Я не спросил, как поживают его провалы. Даже не выпустил помело из зубов, не возопил в упоении: — "В этой? В этой истории вам не нравится ваша роль?!". Краткого вдоха было вполне достаточно, чтобы Джулиан одарил меня взглядом оценивающим, насмешливым, вызывающим:
— Вы хотите мне что-то сказать?
— Да нет, ничего.
Диалог расслоился, очередной обмен паролями состоялся: на слова я ответил словами, на мимический посыл — светским оскалом, искренним в своей фальши и плотоядным в своём восхищении.
— Тёмные стёкла вам и впрямь необходимы, — усмехнулся мой провожатый. — Чтобы в кульминационные моменты обнажать глаза, отвлекая собеседника от прорезавшихся клыков. Но сейчас мне нужен не сверкающий гранями несовершенства кошмар, а блудный дух. На минуту.

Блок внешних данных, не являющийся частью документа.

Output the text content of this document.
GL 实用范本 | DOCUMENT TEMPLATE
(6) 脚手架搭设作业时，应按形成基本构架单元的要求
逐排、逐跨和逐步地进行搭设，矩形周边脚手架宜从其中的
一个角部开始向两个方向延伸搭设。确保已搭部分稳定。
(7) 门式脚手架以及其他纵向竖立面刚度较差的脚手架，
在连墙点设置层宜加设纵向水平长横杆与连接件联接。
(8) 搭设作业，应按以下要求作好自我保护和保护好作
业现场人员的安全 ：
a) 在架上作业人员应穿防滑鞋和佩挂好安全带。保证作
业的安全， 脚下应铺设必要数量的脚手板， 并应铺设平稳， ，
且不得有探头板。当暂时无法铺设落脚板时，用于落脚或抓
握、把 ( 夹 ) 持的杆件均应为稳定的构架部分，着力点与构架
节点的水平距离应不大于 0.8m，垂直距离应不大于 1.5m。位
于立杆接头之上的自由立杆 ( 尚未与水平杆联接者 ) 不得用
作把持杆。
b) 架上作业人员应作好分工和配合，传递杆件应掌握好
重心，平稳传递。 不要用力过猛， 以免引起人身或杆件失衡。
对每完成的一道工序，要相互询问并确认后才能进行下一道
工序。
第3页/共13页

— Сверкающий гранями несовершенства кошмар... Клыки не спрятал, но уши развесил. Шутки в сторону: я к вашим услугам.
— Я хочу знать, что случилось после той сцены на хайвее. Можете не щадить мои чувства.
— Когда ваши предсмертные заклинания не работали? Ничего непоправимого, — повторил я фразу, однажды принесённую сквозняком, теперь умышленно вырванную из контекста, и хохотнул, задетый тенью смятения на лице её автора: — Вы словно не блудного духа вызывали. Да, вряд ли вы рассчитывали на чужую порядочность, но скепсис в кои-то веки себя не оправдал: письмо, не преданное огню, дождалось адресата. Впрочем, тёмные воды окрест недвусмысленно намекают: пепел тоже обращается в слово. Не буду вдаваться в детали — у меня к вам свой разговор, а переправа не вечная. Отвечу вопросом на вопрос: зачем торопиться с отчётом, если вторая дата под портретом не появилась?
— Серьёзно? — брови Джулиана поползли вверх. — Там что, часа не прошло?
— Вот только не искушайте меня диспутами об относительности времени. Просто поверьте: вы думаете, что, ввязавшись в спасение утопающего, добились каноничного результата, то есть окончательно всё испортили, но в сухом остатке — нет второй даты, — я засмотрелся на мерный, будто не моей рукой направляемый ход весла. — Так чем вам не угодила роль в этой истории?
— Сами посудите. Высокий берег торгуется как языческое божество — не столько жадное, сколько мелочное. Обещает разжать челюсти, но требует равноценную жертву...
— И вы готовы на обмен, с какой бы нежностью на меня ни взирали, — ухмыльнулся я. — В моём мире вы оказываете мне услугу, в вашем — с кровоточащим сердцем ведёте меня на заклание. Что ж, за счёт подобной аранжировки моя просьба не канет в Лету. Погодите, вспомнил ещё кое-что...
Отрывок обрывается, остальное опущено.